I’ll wait now for the screaming and swearing to die down. (Six weeks pass.) Okay, hear me out. First of all, I understand that paying estate taxes can cripple the ability of a family to keep a family business or a large family farm intact. Of course, it currently only affects estates worth more than $5 million, many of which have lots of other liquid assets in addition to the farm or factory. And I heard from an estate planner at last fall’s Indiana Rural Summit that 70% of the inheritors of family farms and businesses cash out within five years anyway. So, if that’s the case, it might be possible to exempt long-standing family farms and businesses (those that weren’t bought as a last-minute tax dodge) from the inheritance tax. Those next-generation owners who want out of the family business a couple years after dad is gone can simply pay capital gains taxes to the debt retirement fund at the time they sell out to MegaCorp. Those that do, in fact, maintain a thriving local business that creates and maintains local employment probably deserve the tax "break."
Meanwhile, I don’t think its good for the body politic to have a tax structure that takes large chunks from a very few taxpayers, and none at all from not only average taxpayers, but from even quite wealthy taxpayers who’s parents die with not quite $5,000,000 in the bank.
Similarly, I don’t think it’s healthy that we have a structure that allows the claim to be made (technically correctly) that 47% of taxpayers pay no federal income tax (after all the deductions and earned income credits) – even if many of those taxpayers do in fact pay more of their total income in other taxes than some of the rest of us.
These things just add fuel to the fire of politicians and talk-show hosts who like to bleat about class warfare.
By the same token, why should an average taxpayer, or a well-above-average taxpayer, stand to receive $50,000 or $500,000 or exactly $5,000,000 when a parent dies – and not owe a penny in taxes?
My wife and I might end up in one of those categories – depending on whether or not end-of-life care absorbs every penny that both of our mothers have saved in a lifetime. Both our mothers fret about outliving their savings and becoming a burden to their families and to society. Unfortunately it’s almost impossible to be prudent and virtuous enough to guarantee that that won’t happen.
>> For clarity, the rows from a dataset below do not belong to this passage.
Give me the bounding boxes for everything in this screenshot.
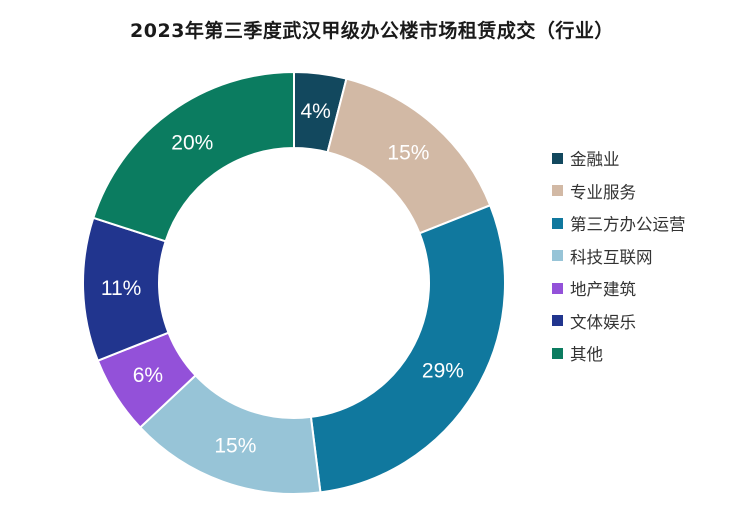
slice-2 [309,204,506,494]
legend-item: 其他 [552,337,686,370]
slices-group [82,70,506,495]
legend-swatch [552,185,563,197]
slice-label-6: 20% [171,132,213,155]
slice-label-1: 15% [387,142,429,165]
legend-swatch [552,347,563,359]
legend-label: 第三方办公运营 [570,215,686,235]
slice-label-0: 4% [301,100,331,123]
legend: 金融业专业服务第三方办公运营 科技互联网地产建筑文体娱乐其他 [552,142,686,370]
legend-swatch [552,217,563,229]
legend-label: 金融业 [570,150,620,170]
slice-labels-group: 4% 15% 29% 15% 6% 11% 20% [101,100,464,457]
legend-label: 专业服务 [570,182,636,202]
chart-title: 2023年第三季度武汉甲级办公楼市场租赁成交（行业） [130,20,614,42]
legend-label: 其他 [570,345,603,365]
slice-label-4: 6% [133,364,163,387]
legend-swatch [552,282,563,294]
slice-label-5: 11% [101,277,141,300]
slice-label-3: 15% [214,434,256,457]
legend-item: 科技互联网 [552,240,686,273]
slice-label-2: 29% [422,360,464,383]
legend-swatch [552,315,563,327]
legend-item: 第三方办公运营 [552,207,686,240]
legend-swatch [552,152,563,164]
legend-item: 文体娱乐 [552,305,686,338]
legend-item: 地产建筑 [552,272,686,305]
slice-6 [92,70,295,243]
legend-label: 文体娱乐 [570,312,636,332]
legend-swatch [552,250,563,262]
legend-label: 科技互联网 [570,247,653,267]
legend-item: 专业服务 [552,175,686,208]
legend-label: 地产建筑 [570,280,636,300]
legend-item: 金融业 [552,142,686,175]
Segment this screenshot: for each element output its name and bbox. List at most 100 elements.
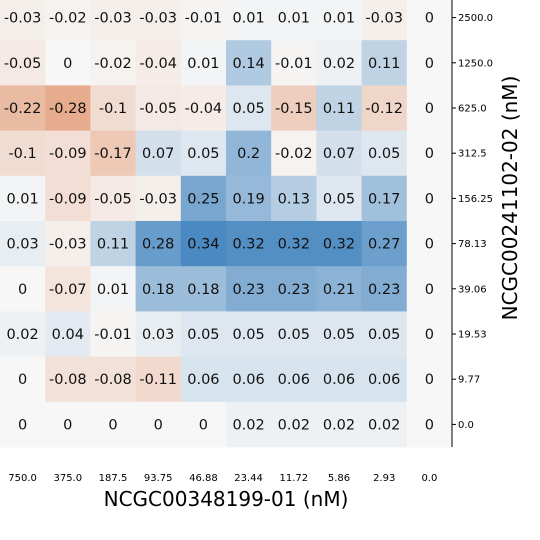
- cell-value-label: 0.28: [142, 237, 174, 253]
- cell-value-label: 0.32: [278, 237, 310, 253]
- cell-value-label: -0.05: [4, 56, 42, 72]
- heatmap-cell: [0, 175, 46, 222]
- cell-value-label: 0: [199, 417, 208, 433]
- heatmap-cell: [180, 221, 227, 267]
- heatmap-cell-labels: -0.03 -0.02 -0.03 -0.03 -0.01 0.01 0.01 0.01 -0.…: [4, 11, 434, 434]
- heatmap-cell: [316, 401, 363, 448]
- heatmap-cell: [90, 311, 137, 358]
- cell-value-label: 0.02: [278, 417, 310, 433]
- heatmap-cell: [226, 130, 272, 177]
- cell-value-label: 0.06: [368, 372, 400, 388]
- heatmap-cell: [361, 85, 408, 132]
- cell-value-label: -0.22: [4, 101, 42, 117]
- cell-value-label: -0.08: [49, 372, 87, 388]
- y-axis-title: NCGC00241102-02 (nM): [498, 75, 522, 321]
- heatmap-cell: [226, 311, 272, 358]
- heatmap-cell: [406, 40, 453, 86]
- heatmap-cells: [0, 0, 453, 448]
- heatmap-cell: [135, 175, 182, 222]
- heatmap-cell: [135, 266, 182, 312]
- y-tick-label: 1250.0: [458, 58, 493, 69]
- heatmap-cell: [271, 130, 317, 177]
- heatmap-cell: [180, 0, 227, 41]
- cell-value-label: 0.23: [368, 282, 400, 298]
- cell-value-label: -0.09: [49, 191, 87, 207]
- heatmap-cell: [226, 175, 272, 222]
- heatmap-cell: [406, 130, 453, 177]
- heatmap-cell: [135, 221, 182, 267]
- x-tick-label: 375.0: [53, 473, 82, 484]
- heatmap-cell: [180, 85, 227, 132]
- cell-value-label: -0.03: [94, 11, 132, 27]
- cell-value-label: 0.05: [368, 327, 400, 343]
- heatmap-cell: [135, 130, 182, 177]
- heatmap-cell: [45, 356, 91, 403]
- heatmap-cell: [45, 85, 91, 132]
- cell-value-label: 0.03: [6, 237, 38, 253]
- heatmap-cell: [226, 401, 272, 448]
- heatmap-cell: [0, 401, 46, 448]
- cell-value-label: 0.23: [278, 282, 310, 298]
- heatmap-cell: [316, 356, 363, 403]
- cell-value-label: 0: [425, 11, 434, 27]
- heatmap-cell: [361, 356, 408, 403]
- heatmap-cell: [316, 130, 363, 177]
- heatmap-cell: [316, 40, 363, 86]
- cell-value-label: -0.03: [139, 191, 177, 207]
- cell-value-label: 0.18: [142, 282, 174, 298]
- heatmap-cell: [226, 0, 272, 41]
- cell-value-label: -0.01: [185, 11, 223, 27]
- heatmap-cell: [45, 266, 91, 312]
- cell-value-label: 0.34: [187, 237, 219, 253]
- heatmap-cell: [361, 311, 408, 358]
- cell-value-label: 0.11: [368, 56, 400, 72]
- x-tick-label: 187.5: [99, 473, 128, 484]
- cell-value-label: 0: [425, 101, 434, 117]
- cell-value-label: 0.21: [323, 282, 355, 298]
- x-tick-label: 0.0: [421, 473, 437, 484]
- cell-value-label: -0.03: [4, 11, 42, 27]
- cell-value-label: 0.05: [187, 146, 219, 162]
- heatmap-cell: [180, 356, 227, 403]
- cell-value-label: 0: [425, 372, 434, 388]
- heatmap-cell: [45, 221, 91, 267]
- cell-value-label: -0.01: [94, 327, 132, 343]
- cell-value-label: 0: [425, 237, 434, 253]
- heatmap-cell: [135, 356, 182, 403]
- cell-value-label: 0.05: [278, 327, 310, 343]
- y-tick-label: 625.0: [458, 104, 487, 115]
- heatmap-cell: [135, 85, 182, 132]
- cell-value-label: 0.25: [187, 191, 219, 207]
- cell-value-label: -0.03: [139, 11, 177, 27]
- cell-value-label: 0.05: [232, 101, 264, 117]
- x-tick-label: 5.86: [328, 473, 350, 484]
- y-tick-label: 39.06: [458, 284, 487, 295]
- heatmap-cell: [226, 85, 272, 132]
- cell-value-label: 0: [425, 191, 434, 207]
- cell-value-label: 0.01: [6, 191, 38, 207]
- cell-value-label: -0.03: [365, 11, 403, 27]
- cell-value-label: 0.02: [323, 417, 355, 433]
- cell-value-label: -0.02: [49, 11, 87, 27]
- heatmap-cell: [361, 266, 408, 312]
- heatmap-cell: [0, 85, 46, 132]
- cell-value-label: 0: [18, 282, 27, 298]
- heatmap-cell: [45, 130, 91, 177]
- cell-value-label: 0.05: [232, 327, 264, 343]
- cell-value-label: -0.15: [275, 101, 313, 117]
- cell-value-label: 0.04: [52, 327, 84, 343]
- cell-value-label: 0.01: [278, 11, 310, 27]
- heatmap-cell: [90, 85, 137, 132]
- heatmap-cell: [180, 266, 227, 312]
- x-tick-label: 46.88: [189, 473, 218, 484]
- heatmap-cell: [271, 221, 317, 267]
- cell-value-label: 0: [425, 56, 434, 72]
- heatmap-cell: [406, 266, 453, 312]
- x-axis-title: NCGC00348199-01 (nM): [103, 487, 349, 511]
- heatmap-cell: [316, 311, 363, 358]
- heatmap-cell: [316, 221, 363, 267]
- cell-value-label: 0.05: [187, 327, 219, 343]
- heatmap-cell: [90, 175, 137, 222]
- cell-value-label: 0.32: [323, 237, 355, 253]
- heatmap-cell: [0, 130, 46, 177]
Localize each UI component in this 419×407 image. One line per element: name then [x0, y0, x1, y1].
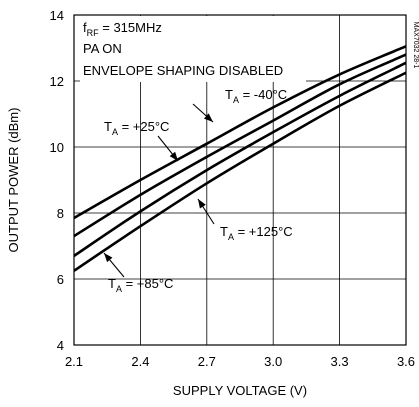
x-tick-labels: 2.1 2.4 2.7 3.0 3.3 3.6 [65, 354, 415, 369]
conditions-background [80, 16, 306, 82]
series-line-minus40c [73, 45, 407, 220]
side-label: MAX7032 28-1 [412, 22, 419, 69]
annotations: TA = -40°C TA = +25°C TA = +125°C TA = +85°… [103, 87, 293, 294]
y-tick-label: 14 [50, 8, 64, 23]
y-tick-label: 8 [57, 206, 64, 221]
y-tick-label: 10 [50, 140, 64, 155]
annotation-text: TA = -40°C [225, 87, 287, 105]
condition-pa: PA ON [83, 41, 122, 56]
annotation-text: TA = +85°C [108, 276, 173, 294]
annotation-arrowhead [198, 199, 206, 209]
annotation-minus40c: TA = -40°C [192, 87, 287, 123]
annotation-arrowhead [169, 151, 178, 161]
y-axis-label: OUTPUT POWER (dBm) [6, 108, 21, 253]
x-tick-label: 2.4 [131, 354, 149, 369]
y-tick-label: 12 [50, 74, 64, 89]
series-group [73, 45, 407, 272]
series-line-plus25c [73, 53, 407, 238]
condition-envelope: ENVELOPE SHAPING DISABLED [83, 63, 283, 78]
y-tick-labels: 4 6 8 10 12 14 [50, 8, 64, 353]
y-tick-label: 6 [57, 272, 64, 287]
plot-frame [73, 14, 407, 346]
annotation-plus25c: TA = +25°C [104, 119, 179, 162]
x-tick-label: 3.6 [397, 354, 415, 369]
x-tick-label: 3.3 [331, 354, 349, 369]
annotation-text: TA = +125°C [220, 224, 293, 242]
y-tick-label: 4 [57, 338, 64, 353]
annotation-plus85c: TA = +85°C [103, 252, 173, 294]
x-axis-label: SUPPLY VOLTAGE (V) [173, 383, 307, 398]
x-tick-label: 2.1 [65, 354, 83, 369]
x-tick-label: 3.0 [264, 354, 282, 369]
series-line-plus125c [73, 71, 407, 272]
condition-frequency: fRF = 315MHz [83, 20, 162, 38]
annotation-arrowhead [203, 113, 213, 122]
annotation-text: TA = +25°C [104, 119, 169, 137]
annotation-plus125c: TA = +125°C [197, 198, 293, 242]
x-tick-label: 2.7 [198, 354, 216, 369]
annotation-arrowhead [104, 253, 113, 263]
series-line-plus85c [73, 61, 407, 257]
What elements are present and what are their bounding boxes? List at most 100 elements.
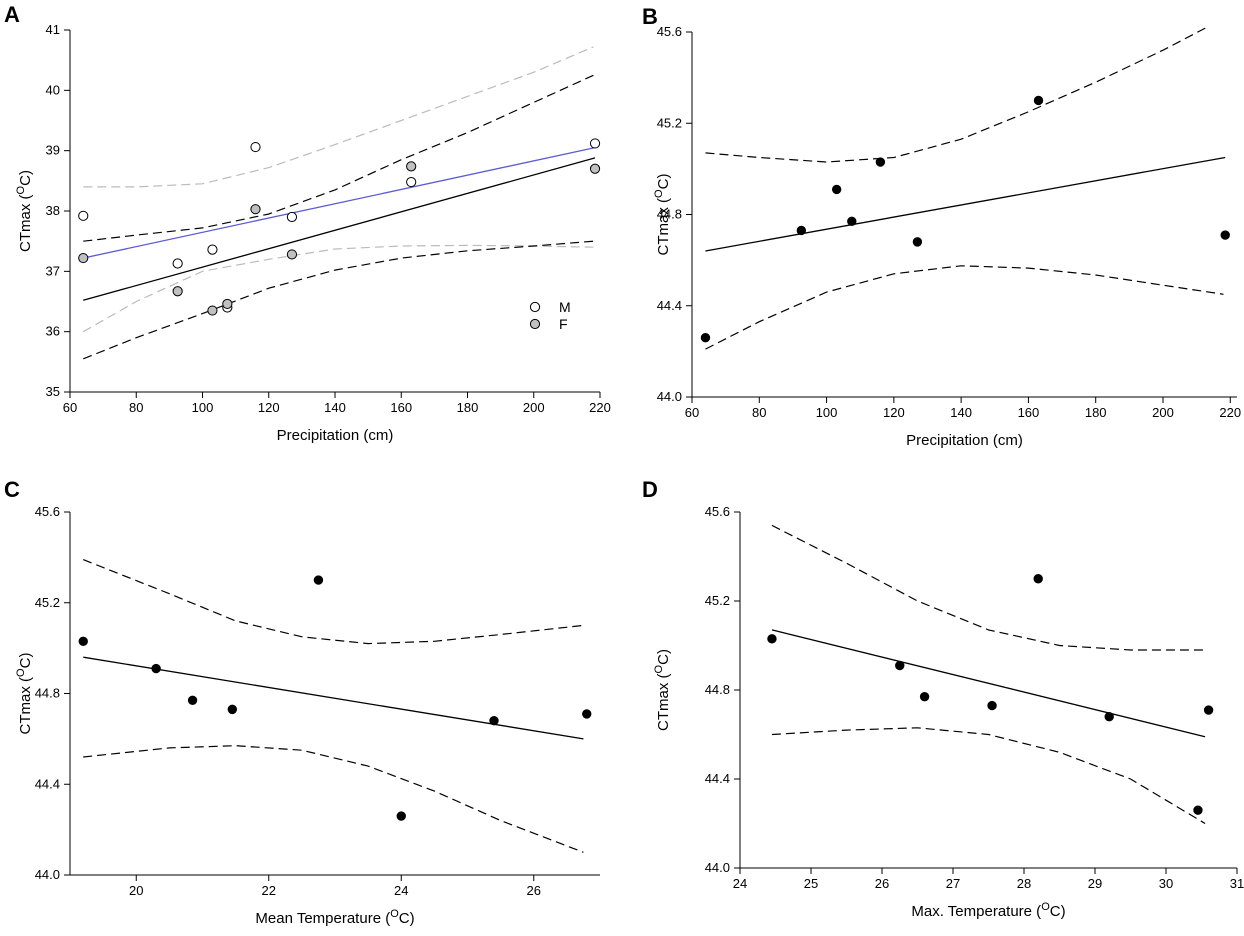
panel-letter-c: C [4,477,20,502]
panel-c: 20 22 24 26 44.0 44.4 44.8 45.2 45.6 Mean Tempera… [4,477,600,927]
data-point [187,695,198,706]
x-tick-label: 140 [324,400,346,415]
data-point [78,252,89,264]
x-tick-label: 100 [816,405,838,420]
y-axis-label-a: CTmax (OC) [15,170,34,252]
legend-label: M [559,299,571,315]
x-tick-label: 180 [1085,405,1107,420]
x-tick-label: 20 [129,883,143,898]
x-tick-label: 22 [262,883,276,898]
x-axis-label-a: Precipitation (cm) [277,427,394,444]
panel-d: 24 25 26 27 28 29 30 31 44.0 44.4 44.8 45.2 45.6 Max.… [642,477,1244,920]
y-axis-label-d: CTmax (OC) [653,649,672,731]
data-point [895,660,905,671]
x-tick-label: 31 [1230,876,1244,891]
data-point [406,161,417,172]
data-point [172,258,183,269]
data-point [227,704,238,715]
ci-lower-line [705,265,1224,350]
data-point [207,244,218,255]
x-tick-label: 29 [1088,876,1102,891]
x-tick-label: 220 [589,400,611,415]
panel-letter-a: A [4,2,20,27]
data-point [912,237,923,247]
x-tick-label: 200 [523,400,545,415]
ci-lower-line [83,745,584,853]
data-point [987,700,997,711]
y-tick-label: 44.4 [657,298,682,313]
y-tick-label: 39 [46,143,60,158]
y-tick-label: 44.0 [657,389,682,404]
x-axis-label-d: Max. Temperature (OC) [911,901,1065,920]
data-point [847,216,857,227]
ci-upper-line [771,524,1206,651]
data-point [582,709,592,719]
y-tick-label: 44.8 [657,207,682,222]
x-tick-label: 120 [258,400,280,415]
regression-line [83,147,596,259]
regression-line [705,156,1226,252]
y-tick-label: 41 [46,22,60,37]
regression-line [83,656,584,740]
panel-b: 60 80 100 120 140 160 180 200 220 44.0 44.4 44.8 45.… [642,4,1241,449]
y-tick-label: 45.6 [35,504,60,519]
data-point [700,332,711,343]
x-tick-label: 60 [685,405,699,420]
legend-marker [529,301,541,313]
ci-lower-line [83,244,594,333]
data-point [1203,705,1214,715]
y-tick-label: 44.4 [705,771,730,786]
y-tick-label: 36 [46,324,60,339]
x-tick-label: 26 [875,876,889,891]
y-tick-label: 45.6 [705,504,730,519]
panel-letter-b: B [642,4,658,29]
y-tick-label: 45.2 [35,595,60,610]
data-point [489,716,499,726]
x-tick-label: 160 [1018,405,1040,420]
data-point [1033,574,1043,584]
x-tick-label: 80 [129,400,143,415]
ci-upper-line [83,46,594,188]
x-axis-label-c: Mean Temperature (OC) [255,908,414,927]
panel-letter-d: D [642,477,658,502]
panel-a: 60 80 100 120 140 160 180 200 220 35 36 37 38 39 40 41 P… [4,2,611,444]
y-tick-label: 44.0 [705,860,730,875]
data-point [589,138,601,149]
x-tick-label: 220 [1219,405,1241,420]
x-tick-label: 100 [192,400,214,415]
y-tick-label: 40 [46,82,60,97]
data-point [250,204,261,215]
data-point [767,634,777,644]
y-axis-label-c: CTmax (OC) [15,653,34,735]
x-tick-label: 30 [1159,876,1173,891]
x-tick-label: 80 [752,405,766,420]
regression-line [83,157,596,301]
data-point [207,305,218,316]
x-tick-label: 24 [394,883,408,898]
x-tick-label: 26 [527,883,541,898]
ci-lower-line [771,727,1206,825]
data-point [286,211,298,223]
y-tick-label: 45.2 [657,115,682,130]
x-tick-label: 160 [390,400,412,415]
data-point [1193,805,1203,815]
data-point [151,663,161,674]
data-point [222,298,233,310]
y-axis-label-b: CTmax (OC) [653,174,672,256]
ci-upper-line [83,74,594,242]
data-point [250,141,261,153]
x-tick-label: 140 [950,405,972,420]
ci-upper-line [82,559,584,645]
ci-lower-line [83,240,594,360]
data-point [396,811,406,821]
legend-label: F [559,316,568,332]
data-point [831,184,842,195]
y-tick-label: 44.0 [35,867,60,882]
data-point [875,157,886,167]
x-tick-label: 25 [804,876,818,891]
data-point [172,286,183,297]
y-tick-label: 44.4 [35,776,60,791]
data-point [589,163,601,174]
legend-marker [529,318,541,330]
y-tick-label: 45.6 [657,24,682,39]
Because of the realities of health-care costs, my wife and I are not planning on an inheritance. If we get one, why should we keep every penny of it? We didn’t earn it; our parents did.
So what argument is left against a universal inheritance tax? Yes, I know. Who among us trusts the politicians who wrestle for control of the federal government to use these dollars to reduce the debt, instead of just using them to subsidize current-year operations in a budget that remains irrationally out of balance? Not me.
So perhaps the solution is not to TAX the $41 trillion dollar transfer of intergenerational wealth that current voters will leave to our children. Perhaps we should endeavor to persuade all of us to voluntarily leave a third of our estates to a private foundation that exists to pay down the crushing debt that we as an electorate have allowed to be heaped upon our innocent children. (But only as long as those politicians maintain a balanced annual operating budget.) Let us establish the National Endowment to Eliminate the Debt.
Or perhaps the operative verb is “Retire.” I just think we’ll get more takers if the organization is called NEED instead of NERD.